Jared Bernstein posted this chart the other day, and if you missed it, it’s worth keeping in mind as the debt debate continues.
Republicans assume, and expect everyone else to assume, that the government is bringing in plenty of money to meet its needs. Sen. Jim DeMint (R-S.C.) went so far as to tell a national television audience this week, “Four of the last five years, we’ve had record levels of revenue.”

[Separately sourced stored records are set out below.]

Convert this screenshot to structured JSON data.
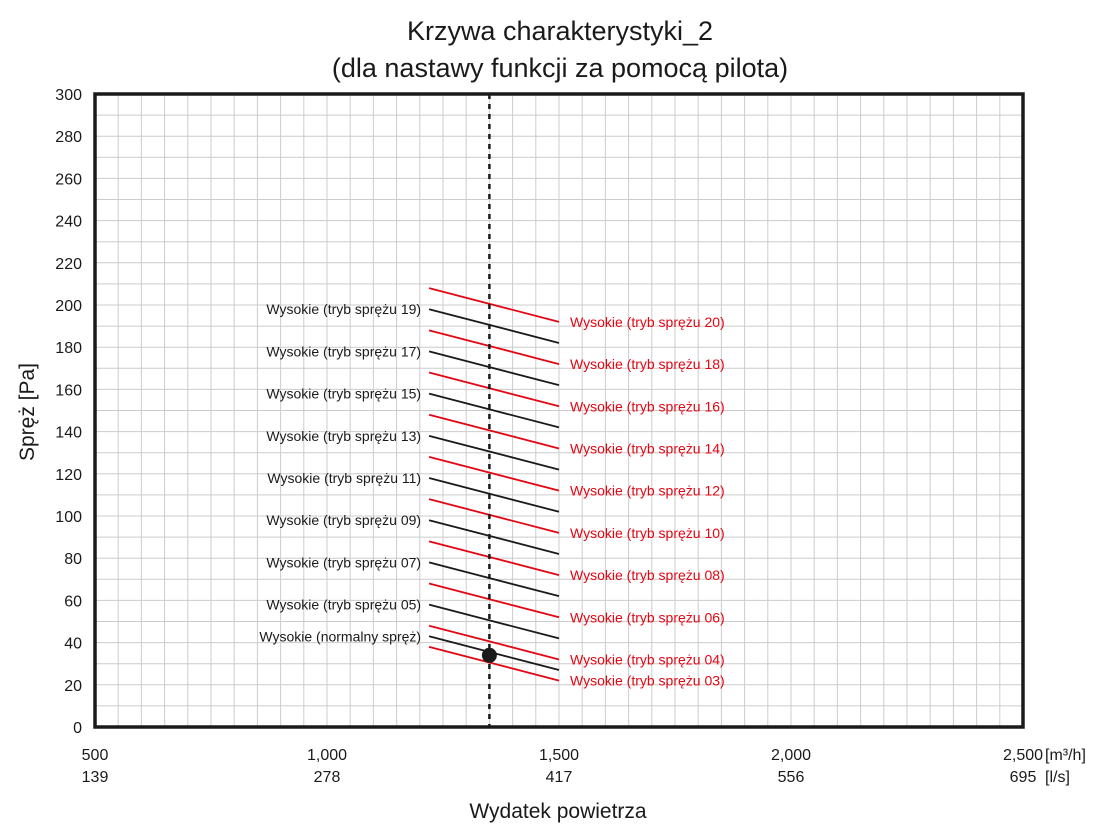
{
  "chart_data": {
    "type": "line",
    "title_line1": "Krzywa charakterystyki_2",
    "title_line2": "(dla nastawy funkcji za pomocą pilota)",
    "xlabel": "Wydatek powietrza",
    "ylabel": "Spręż [Pa]",
    "x_unit_primary": "[m³/h]",
    "x_unit_secondary": "[l/s]",
    "xlim": [
      500,
      2500
    ],
    "ylim": [
      0,
      300
    ],
    "grid": true,
    "x_ticks_primary": [
      {
        "value": 500,
        "label": "500"
      },
      {
        "value": 1000,
        "label": "1,000"
      },
      {
        "value": 1500,
        "label": "1,500"
      },
      {
        "value": 2000,
        "label": "2,000"
      },
      {
        "value": 2500,
        "label": "2,500"
      }
    ],
    "x_ticks_secondary": [
      "139",
      "278",
      "417",
      "556",
      "695"
    ],
    "y_ticks": [
      0,
      20,
      40,
      60,
      80,
      100,
      120,
      140,
      160,
      180,
      200,
      220,
      240,
      260,
      280,
      300
    ],
    "rated_airflow": 1350,
    "operating_point": {
      "x": 1350,
      "y": 34
    },
    "series": [
      {
        "name": "Wysokie (tryb sprężu 03)",
        "color": "#e30613",
        "side": "right",
        "x": [
          1220,
          1500
        ],
        "y": [
          38,
          22
        ]
      },
      {
        "name": "Wysokie (tryb sprężu 04)",
        "color": "#e30613",
        "side": "right",
        "x": [
          1220,
          1500
        ],
        "y": [
          48,
          32
        ]
      },
      {
        "name": "Wysokie (normalny spręż)",
        "color": "#1a1a1a",
        "side": "left",
        "x": [
          1220,
          1500
        ],
        "y": [
          43,
          27
        ]
      },
      {
        "name": "Wysokie (tryb sprężu 05)",
        "color": "#1a1a1a",
        "side": "left",
        "x": [
          1220,
          1500
        ],
        "y": [
          58,
          42
        ]
      },
      {
        "name": "Wysokie (tryb sprężu 06)",
        "color": "#e30613",
        "side": "right",
        "x": [
          1220,
          1500
        ],
        "y": [
          68,
          52
        ]
      },
      {
        "name": "Wysokie (tryb sprężu 07)",
        "color": "#1a1a1a",
        "side": "left",
        "x": [
          1220,
          1500
        ],
        "y": [
          78,
          62
        ]
      },
      {
        "name": "Wysokie (tryb sprężu 08)",
        "color": "#e30613",
        "side": "right",
        "x": [
          1220,
          1500
        ],
        "y": [
          88,
          72
        ]
      },
      {
        "name": "Wysokie (tryb sprężu 09)",
        "color": "#1a1a1a",
        "side": "left",
        "x": [
          1220,
          1500
        ],
        "y": [
          98,
          82
        ]
      },
      {
        "name": "Wysokie (tryb sprężu 10)",
        "color": "#e30613",
        "side": "right",
        "x": [
          1220,
          1500
        ],
        "y": [
          108,
          92
        ]
      },
      {
        "name": "Wysokie (tryb sprężu 11)",
        "color": "#1a1a1a",
        "side": "left",
        "x": [
          1220,
          1500
        ],
        "y": [
          118,
          102
        ]
      },
      {
        "name": "Wysokie (tryb sprężu 12)",
        "color": "#e30613",
        "side": "right",
        "x": [
          1220,
          1500
        ],
        "y": [
          128,
          112
        ]
      },
      {
        "name": "Wysokie (tryb sprężu 13)",
        "color": "#1a1a1a",
        "side": "left",
        "x": [
          1220,
          1500
        ],
        "y": [
          138,
          122
        ]
      },
      {
        "name": "Wysokie (tryb sprężu 14)",
        "color": "#e30613",
        "side": "right",
        "x": [
          1220,
          1500
        ],
        "y": [
          148,
          132
        ]
      },
      {
        "name": "Wysokie (tryb sprężu 15)",
        "color": "#1a1a1a",
        "side": "left",
        "x": [
          1220,
          1500
        ],
        "y": [
          158,
          142
        ]
      },
      {
        "name": "Wysokie (tryb sprężu 16)",
        "color": "#e30613",
        "side": "right",
        "x": [
          1220,
          1500
        ],
        "y": [
          168,
          152
        ]
      },
      {
        "name": "Wysokie (tryb sprężu 17)",
        "color": "#1a1a1a",
        "side": "left",
        "x": [
          1220,
          1500
        ],
        "y": [
          178,
          162
        ]
      },
      {
        "name": "Wysokie (tryb sprężu 18)",
        "color": "#e30613",
        "side": "right",
        "x": [
          1220,
          1500
        ],
        "y": [
          188,
          172
        ]
      },
      {
        "name": "Wysokie (tryb sprężu 19)",
        "color": "#1a1a1a",
        "side": "left",
        "x": [
          1220,
          1500
        ],
        "y": [
          198,
          182
        ]
      },
      {
        "name": "Wysokie (tryb sprężu 20)",
        "color": "#e30613",
        "side": "right",
        "x": [
          1220,
          1500
        ],
        "y": [
          208,
          192
        ]
      }
    ]
  }
}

It’s important to understand how very wrong Republicans are about this. Federal revenues have dropped to 15% — a 50-year low. To bring the federal budget closer to balance, we’d expect to see this number around 19%. Given the fact that we’re fighting at least two wars and dealing with the aftermath of a brutal recession, all while worrying about deficit reduction, the fact that the right sees 15% as too high is insane.
Bernstein explained:
There’s obviously much more to this analysis then a couple of lines on a graph, but the history of structural (versus cyclical) deficits in recent decades is that they are largely the result of cutting revenues rather than raising spending (and visa-versa-remember Clinton’s budget surpluses).
That doesn’t imply that spending shouldn’t be on the table in the budget talks — though the real pressures come in the future, through health care — whacking food stamps, education, and so on is just plain mean. But it’s awfully hard to look at this graph and see support for that Republican mantra.
That’s an exceedingly polite way of saying, “They’re completely full of it.”